Price is Key Decision Driver

The principle here (and it can be argumentative to generalize this point) is that price is the main focus of the transaction. Remember, brand should not and cannot be a central consideration in an acquisition using a Trading Exchange, otherwise the buyer would transact directly with the supplier of that brand. Price is therefore the classical economic element that assists in the rational selection or acquisition. The logical sequence goes something like this: Assume a buyer wants to acquire a product. He logs onto the Web site or Exchange and acknowledges his intention to acquire. Various suppliers’ products are identified to the buyer via some catalog or rules-based process that selects candidate products. The price is the tiebreaker. This is so because other characteristics of the transaction are either not known or excluded from the transaction (see Figure 6). For example, if all buyers and sellers must use the same Customer Order Management/Purchase Order Management software tool, then this tool acts as a gatekeeper. Let’s say that the following is information that can be made available to buyers from sellers: Item Description, Price, Delivery Options and Service Agreement. If this is the case, no supplier has the freedom to further differentiate his or her product offerings. Also, the buyer is forced into making a rational decision based on these data elements. Consequently the Exchange model, when executed and deployed “perfectly,” eliminates the very basis of competition.
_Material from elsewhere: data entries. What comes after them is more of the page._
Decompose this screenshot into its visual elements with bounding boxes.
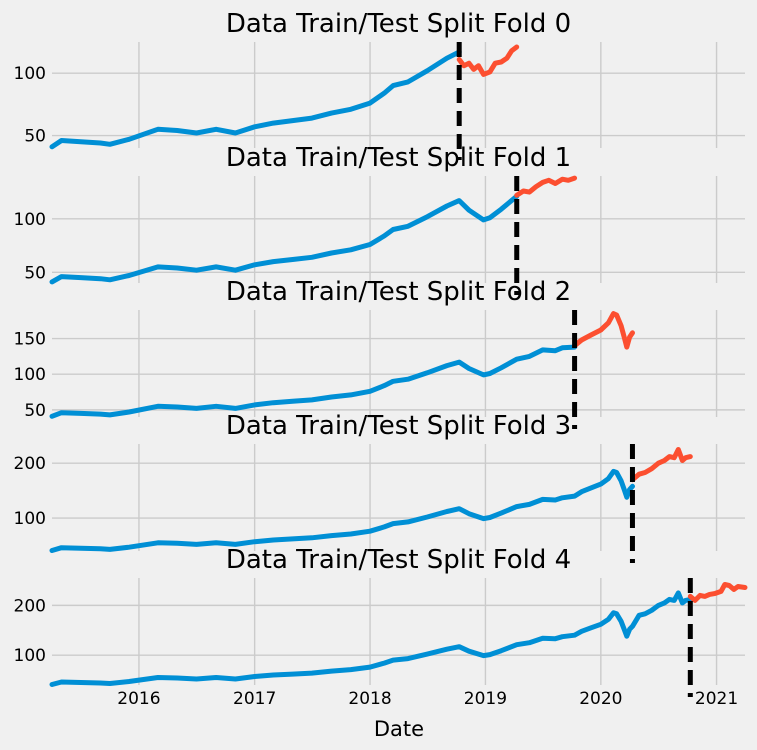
panel-0-test-series — [456, 44, 520, 77]
panel-2-ytick-label: 50 — [24, 401, 46, 421]
panel-2-train-series — [49, 344, 578, 419]
x-tick-label-2020: 2020 — [579, 689, 622, 709]
panel-2-ytick-label: 100 — [14, 365, 46, 385]
panel-4-train-series — [49, 590, 693, 687]
panel-2-ytick-label: 150 — [14, 330, 46, 350]
x-tick-label-2018: 2018 — [348, 689, 391, 709]
panel-1-ytick-label: 50 — [24, 263, 46, 283]
x-tick-label-2017: 2017 — [233, 689, 276, 709]
panel-4-ytick-label: 200 — [14, 596, 46, 616]
panel-2-test-series — [572, 311, 635, 350]
x-tick-label-2019: 2019 — [464, 689, 507, 709]
x-tick-label-2016: 2016 — [117, 689, 160, 709]
panel-1-train-series — [49, 193, 520, 285]
x-axis-label: Date — [374, 717, 424, 741]
x-tick-label-2021: 2021 — [695, 689, 738, 709]
panel-3-train-series — [49, 468, 635, 553]
panel-1-title: Data Train/Test Split Fold 1 — [226, 143, 571, 173]
panel-0-train-series — [49, 49, 462, 150]
panel-4-test-series — [687, 582, 748, 603]
panel-2-title: Data Train/Test Split Fold 2 — [226, 277, 571, 307]
panel-4-title: Data Train/Test Split Fold 4 — [226, 545, 571, 575]
panel-1-test-series — [514, 175, 578, 198]
panel-1-ytick-label: 100 — [14, 210, 46, 230]
panel-0-ytick-label: 100 — [14, 64, 46, 84]
panel-4-ytick-label: 100 — [14, 646, 46, 666]
panel-3-ytick-label: 200 — [14, 454, 46, 474]
panel-3-test-series — [630, 447, 693, 483]
panel-0-ytick-label: 50 — [24, 127, 46, 147]
panel-3-ytick-label: 100 — [14, 509, 46, 529]
panel-0-title: Data Train/Test Split Fold 0 — [226, 9, 571, 39]
panel-3-title: Data Train/Test Split Fold 3 — [226, 411, 571, 441]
Each seller is highly motivated to develop unique value propositions that cannot be provided via the “all-leveling” Exchange system, thus undermining the “unique value” model and resulting in mass defection of sellers in search of other ways to compete. If sellers don’t do this, they must then reduce price in order to be perceived by the buyer as the lowest-priced alternatives. Since prices are “perfect” and visible to the buyer, he will make a rational decision and acquire the cheapest solution. Price becomes king once all other factors surrounding the product and price become non-competitive differentiators. The seller, whose margins are continuously eroded in the Exchange model, becomes more and more motivated to defect from the standard model and move to a more strategic model that focuses on relationships -- Collaborative Commerce.

Another way to look at the situation created by Internet Trading Exchanges is to see the very introduction of such portals as inserting a new company between buyer and seller. Therefore, the standard portal model presents a more complicated value chain!
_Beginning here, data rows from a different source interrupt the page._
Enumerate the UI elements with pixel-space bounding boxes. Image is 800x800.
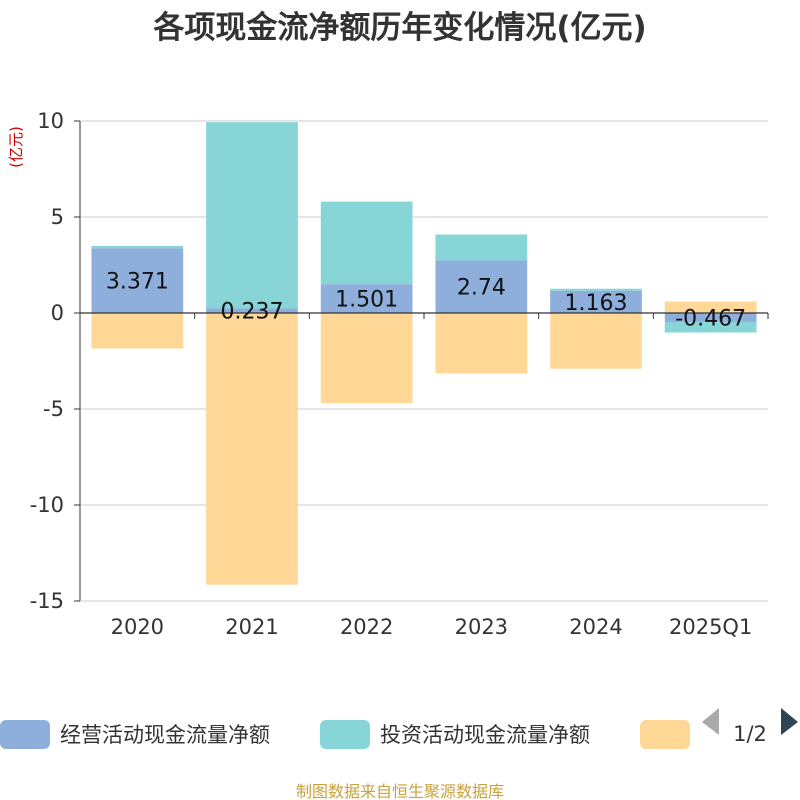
data-label-2021: 0.237 (221, 300, 284, 325)
grid-lines (80, 120, 768, 602)
bar-2024-series-2[interactable] (550, 313, 642, 369)
data-label-2024: 1.163 (565, 291, 628, 316)
axes (79, 121, 769, 602)
bar-2020-series-1[interactable] (91, 245, 184, 249)
data-labels: 3.371 0.237 1.501 2.74 1.163 -0.467 (106, 270, 746, 332)
bar-2023-series-0[interactable] (435, 260, 528, 313)
legend-label-1[interactable]: 投资活动现金流量净额 (380, 723, 590, 747)
pager-prev-icon[interactable] (702, 708, 719, 735)
legend: 经营活动现金流量净额 投资活动现金流量净额 (0, 720, 690, 749)
y-axis-label: (亿元) (7, 126, 25, 168)
y-tick-label: 10 (37, 109, 64, 133)
bar-2025Q1-series-2[interactable] (664, 301, 757, 313)
chart-title: 各项现金流净额历年变化情况(亿元) (152, 10, 646, 46)
data-label-2022: 1.501 (335, 288, 398, 313)
x-tick-label: 2020 (111, 615, 164, 639)
bar-2024-series-1[interactable] (550, 288, 642, 291)
bar-2025Q1-series-1[interactable] (664, 321, 757, 333)
x-axis-ticks: 2020 2021 2022 2023 2024 2025Q1 (111, 615, 753, 639)
data-label-2023: 2.74 (457, 276, 506, 301)
x-tick-label: 2024 (569, 615, 622, 639)
data-label-2025Q1: -0.467 (675, 306, 746, 331)
legend-pager: 1/2 (702, 708, 798, 746)
data-source-note: 制图数据来自恒生聚源数据库 (296, 782, 504, 800)
legend-swatch-0[interactable] (0, 720, 50, 749)
bar-2025Q1-series-0[interactable] (664, 313, 757, 322)
y-tick-label: 0 (51, 301, 64, 325)
x-tick-label: 2025Q1 (669, 615, 752, 639)
bar-2023-series-1[interactable] (435, 234, 528, 261)
data-label-2020: 3.371 (106, 270, 169, 295)
bar-2022-series-2[interactable] (320, 313, 413, 404)
bar-2021-series-2[interactable] (206, 313, 298, 585)
bar-2021-series-0[interactable] (206, 308, 298, 313)
bar-2023-series-2[interactable] (435, 313, 528, 374)
legend-swatch-1[interactable] (320, 720, 370, 749)
pager-next-icon[interactable] (781, 708, 798, 735)
legend-label-0[interactable]: 经营活动现金流量净额 (60, 723, 270, 747)
y-tick-label: -10 (30, 493, 64, 517)
y-tick-label: 5 (51, 205, 64, 229)
bar-2020-series-0[interactable] (91, 248, 184, 313)
x-tick-label: 2022 (340, 615, 393, 639)
y-axis-ticks: 10 5 0 -5 -10 -15 (30, 109, 80, 613)
bar-2022-series-0[interactable] (320, 284, 413, 313)
x-tick-label: 2023 (455, 615, 508, 639)
y-tick-label: -5 (43, 397, 64, 421)
legend-swatch-2[interactable] (640, 720, 690, 749)
bar-2020-series-2[interactable] (91, 313, 184, 349)
y-tick-label: -15 (30, 589, 64, 613)
bars (91, 122, 757, 585)
bar-2022-series-1[interactable] (320, 201, 413, 285)
bar-2021-series-1[interactable] (206, 122, 298, 309)
pager-status: 1/2 (733, 722, 767, 746)
bar-2024-series-0[interactable] (550, 290, 642, 313)
x-tick-label: 2021 (225, 615, 278, 639)
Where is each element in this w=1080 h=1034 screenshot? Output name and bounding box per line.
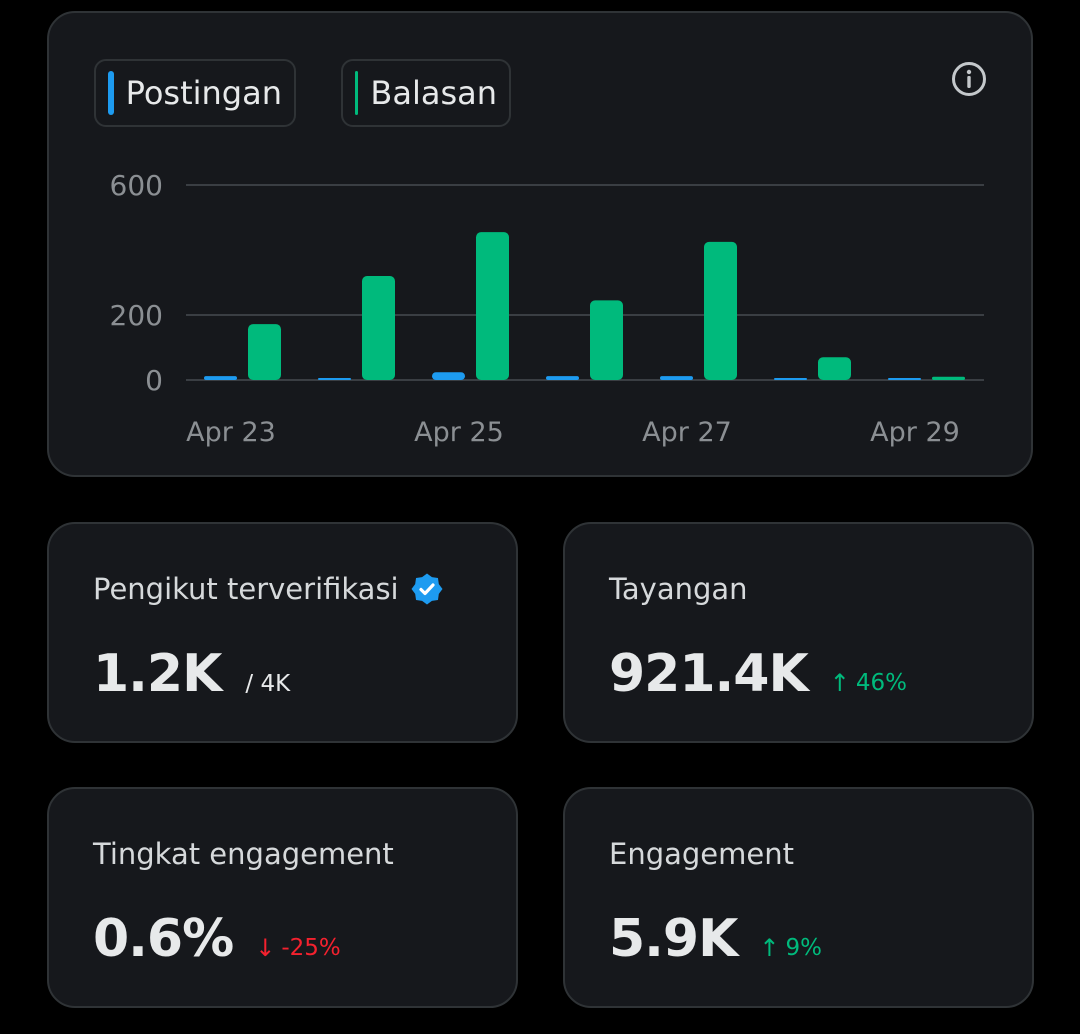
engagement-rate-value-row: 0.6% ↓ -25%	[93, 909, 341, 969]
bar-postingan[interactable]	[204, 376, 237, 380]
x-tick-label: Apr 23	[186, 417, 276, 448]
engagement-value-row: 5.9K ↑ 9%	[609, 909, 822, 969]
bar-balasan[interactable]	[362, 276, 395, 380]
engagement-title: Engagement	[609, 837, 794, 871]
bar-balasan[interactable]	[476, 232, 509, 380]
bar-postingan[interactable]	[774, 378, 807, 380]
views-value: 921.4K	[609, 644, 809, 704]
arrow-up-icon: ↑	[829, 669, 850, 697]
bar-postingan[interactable]	[432, 372, 465, 380]
views-card[interactable]: Tayangan 921.4K ↑ 46%	[563, 522, 1034, 743]
bar-balasan[interactable]	[818, 357, 851, 380]
postingan-color-swatch	[108, 71, 114, 115]
x-tick-label: Apr 27	[642, 417, 732, 448]
engagement-delta: ↑ 9%	[759, 934, 822, 962]
bar-postingan[interactable]	[546, 376, 579, 380]
balasan-color-swatch	[355, 71, 359, 115]
verified-followers-card[interactable]: Pengikut terverifikasi 1.2K / 4K	[47, 522, 518, 743]
views-title: Tayangan	[609, 572, 748, 606]
engagement-rate-delta: ↓ -25%	[255, 934, 341, 962]
views-value-row: 921.4K ↑ 46%	[609, 644, 907, 704]
y-tick-label: 0	[145, 364, 163, 397]
bar-balasan[interactable]	[248, 324, 281, 380]
bar-balasan[interactable]	[932, 376, 965, 380]
bar-postingan[interactable]	[318, 378, 351, 380]
views-delta-value: 46%	[855, 670, 908, 696]
bar-balasan[interactable]	[590, 300, 623, 380]
views-delta: ↑ 46%	[830, 669, 907, 697]
bar-chart: 0 200 600 Apr 23 Apr 25 Apr 27 Apr 29	[110, 169, 984, 448]
bar-postingan[interactable]	[888, 378, 921, 380]
y-tick-label: 200	[110, 299, 163, 332]
verified-followers-value-row: 1.2K / 4K	[93, 644, 290, 704]
verified-followers-title: Pengikut terverifikasi	[93, 572, 399, 606]
legend-toggle-postingan[interactable]: Postingan	[94, 59, 296, 127]
arrow-up-icon: ↑	[759, 934, 780, 962]
verified-followers-total: / 4K	[245, 671, 291, 697]
activity-chart-card: Postingan Balasan 0 200 600 Apr 23 Apr 25 Ap…	[47, 11, 1033, 477]
arrow-down-icon: ↓	[255, 934, 276, 962]
legend-balasan-label: Balasan	[370, 74, 497, 112]
legend-postingan-label: Postingan	[125, 74, 282, 112]
verified-badge-icon	[411, 573, 443, 605]
bar-postingan[interactable]	[660, 376, 693, 380]
verified-followers-value: 1.2K	[93, 644, 222, 704]
y-tick-label: 600	[110, 169, 163, 202]
engagement-rate-value: 0.6%	[93, 909, 234, 969]
x-tick-label: Apr 29	[870, 417, 960, 448]
info-icon[interactable]	[951, 61, 987, 97]
engagement-value: 5.9K	[609, 909, 738, 969]
engagement-card[interactable]: Engagement 5.9K ↑ 9%	[563, 787, 1034, 1008]
engagement-rate-delta-value: -25%	[281, 935, 341, 961]
engagement-rate-title: Tingkat engagement	[93, 837, 394, 871]
engagement-delta-value: 9%	[785, 935, 823, 961]
engagement-rate-card[interactable]: Tingkat engagement 0.6% ↓ -25%	[47, 787, 518, 1008]
bar-balasan[interactable]	[704, 241, 737, 380]
legend-toggle-balasan[interactable]: Balasan	[341, 59, 511, 127]
x-tick-label: Apr 25	[414, 417, 504, 448]
verified-followers-title-row: Pengikut terverifikasi	[93, 572, 443, 606]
The Law of Entropy states that all things tend toward chaos when left alone. In this sense, chaos represents the simplest form of structure. When man builds things, we might think that they are simple in nature, but to the universe they are complex. Why then are we allowing ourselves to make things more complex than they already are? Given a chance, entropy will force the introduction of simpler models. Darwin will even assist.
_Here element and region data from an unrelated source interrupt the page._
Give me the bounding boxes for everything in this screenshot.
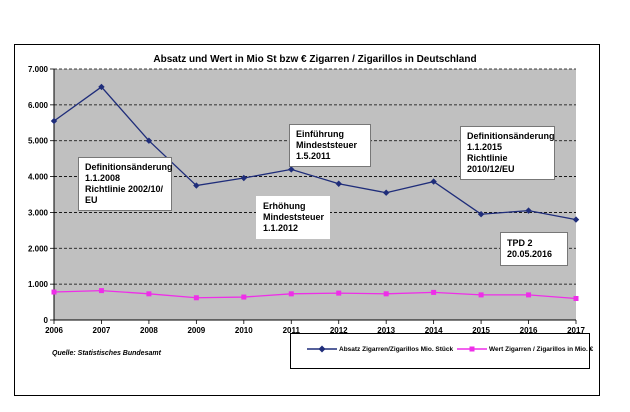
y-tick-label: 1.000: [28, 280, 49, 289]
annotation-line: Einführung: [296, 129, 344, 139]
data-point-absatz: [98, 83, 105, 91]
data-point-wert: [146, 291, 152, 297]
legend-label-wert: Wert Zigarren / Zigarillos in Mio. €: [489, 346, 594, 353]
x-tick-label: 2006: [45, 326, 63, 335]
y-tick-label: 2.000: [28, 244, 49, 253]
data-point-absatz: [525, 207, 532, 214]
data-point-absatz: [572, 216, 580, 223]
y-tick-label: 0: [44, 316, 49, 325]
data-point-absatz: [50, 117, 58, 125]
annotation-line: Mindeststeuer: [263, 212, 325, 222]
annotation-line: 20.05.2016: [507, 249, 553, 259]
data-point-wert: [98, 288, 104, 294]
legend-swatch-wert: [457, 346, 487, 352]
data-point-absatz: [288, 166, 295, 173]
annotation-line: 2010/12/EU: [467, 164, 515, 174]
x-tick-label: 2014: [425, 326, 443, 335]
data-point-wert: [336, 290, 342, 296]
y-tick-label: 3.000: [28, 208, 49, 217]
data-point-absatz: [382, 189, 390, 196]
series-line-absatz: [53, 86, 577, 221]
data-point-absatz: [193, 182, 200, 189]
x-tick-label: 2012: [330, 326, 348, 335]
data-point-absatz: [240, 174, 248, 182]
annotation-line: Richtlinie 2002/10/: [85, 184, 164, 194]
data-point-absatz: [145, 137, 153, 144]
annotation-mindeststeuer-2012: Erhöhung Mindeststeuer 1.1.2012: [256, 196, 330, 239]
x-tick-label: 2011: [283, 326, 301, 335]
data-point-wert: [478, 292, 484, 298]
y-tick-label: 7.000: [28, 65, 49, 74]
chart-title: Absatz und Wert in Mio St bzw € Zigarren…: [153, 54, 477, 65]
annotation-line: 1.5.2011: [296, 151, 331, 161]
source-note: Quelle: Statistisches Bundesamt: [52, 350, 161, 357]
data-point-wert: [51, 289, 57, 295]
x-tick-label: 2013: [377, 326, 395, 335]
x-tick-label: 2016: [520, 326, 538, 335]
annotation-definition-2015: Definitionsänderung 1.1.2015 Richtlinie …: [460, 126, 555, 180]
x-tick-label: 2010: [235, 326, 253, 335]
x-tick-label: 2017: [567, 326, 585, 335]
annotation-line: TPD 2: [507, 238, 533, 248]
annotation-mindeststeuer-2011: Einführung Mindeststeuer 1.5.2011: [289, 124, 371, 167]
legend-swatch-absatz: [307, 345, 337, 353]
data-point-absatz: [477, 211, 485, 218]
annotation-line: Erhöhung: [263, 201, 306, 211]
data-point-wert: [241, 294, 247, 300]
annotation-line: Definitionsänderung: [85, 162, 173, 172]
legend-label-absatz: Absatz Zigarren/Zigarillos Mio. Stück: [339, 346, 454, 353]
annotation-line: 1.1.2012: [263, 223, 299, 233]
y-tick-label: 4.000: [28, 173, 49, 182]
legend: Absatz Zigarren/Zigarillos Mio. Stück We…: [290, 333, 594, 369]
y-tick-label: 6.000: [28, 101, 49, 110]
x-tick-label: 2008: [140, 326, 158, 335]
x-tick-label: 2009: [187, 326, 205, 335]
series-line-wert: [53, 289, 577, 300]
annotation-line: 1.1.2015: [467, 142, 503, 152]
annotation-definition-2008: Definitionsänderung 1.1.2008 Richtlinie …: [78, 157, 173, 211]
data-point-wert: [526, 292, 532, 298]
data-point-absatz: [430, 178, 437, 185]
x-tick-label: 2015: [472, 326, 490, 335]
y-tick-label: 5.000: [28, 137, 49, 146]
data-point-wert: [431, 289, 437, 295]
annotation-line: EU: [85, 195, 98, 205]
data-point-wert: [288, 291, 294, 297]
annotation-line: Richtlinie: [467, 153, 508, 163]
data-point-wert: [383, 291, 389, 297]
annotation-line: Mindeststeuer: [296, 140, 358, 150]
annotation-line: Definitionsänderung: [467, 131, 555, 141]
data-point-wert: [193, 295, 199, 301]
annotation-tpd2: TPD 2 20.05.2016: [500, 232, 568, 266]
data-point-absatz: [335, 180, 342, 187]
annotation-line: 1.1.2008: [85, 173, 121, 183]
data-point-wert: [573, 295, 579, 301]
x-tick-label: 2007: [93, 326, 111, 335]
Instead of allowing these laws of nature to take place, we should be finding ways to truly simplify processes through Collaborative Commerce. With Collaborative Commerce there is no requirement for a middleman.

Figure 6: The Fallacy of Perfect Competition

Transactions Are the Focus, Not Forecasts (which generate the transactions)

In both vertical and horizontal Exchange models, the typical focus is on the “customer order” or the transaction itself. For businesses, the life cycle of the customer order has an end date (i.e., we see an end to each customer order in the traditional sense once it is fulfilled). Exchanges, with their focus on the transaction, will continuously reduce transaction costs; eventually those costs will tend to zero. “Eventually” here could be very soon due to the use of Internet technology. As these costs approach zero, the only other alternative for a supplier is to eat into their margins in order to meet lower priced alternatives. This conclusion is both intuitive and logical and is arrived at through the fact that a Trading Exchange is nothing more then an extension of long-existing business processes: the transaction of a purchase order and customer order. These sets of data have remained virtually unchanged ever since their creation.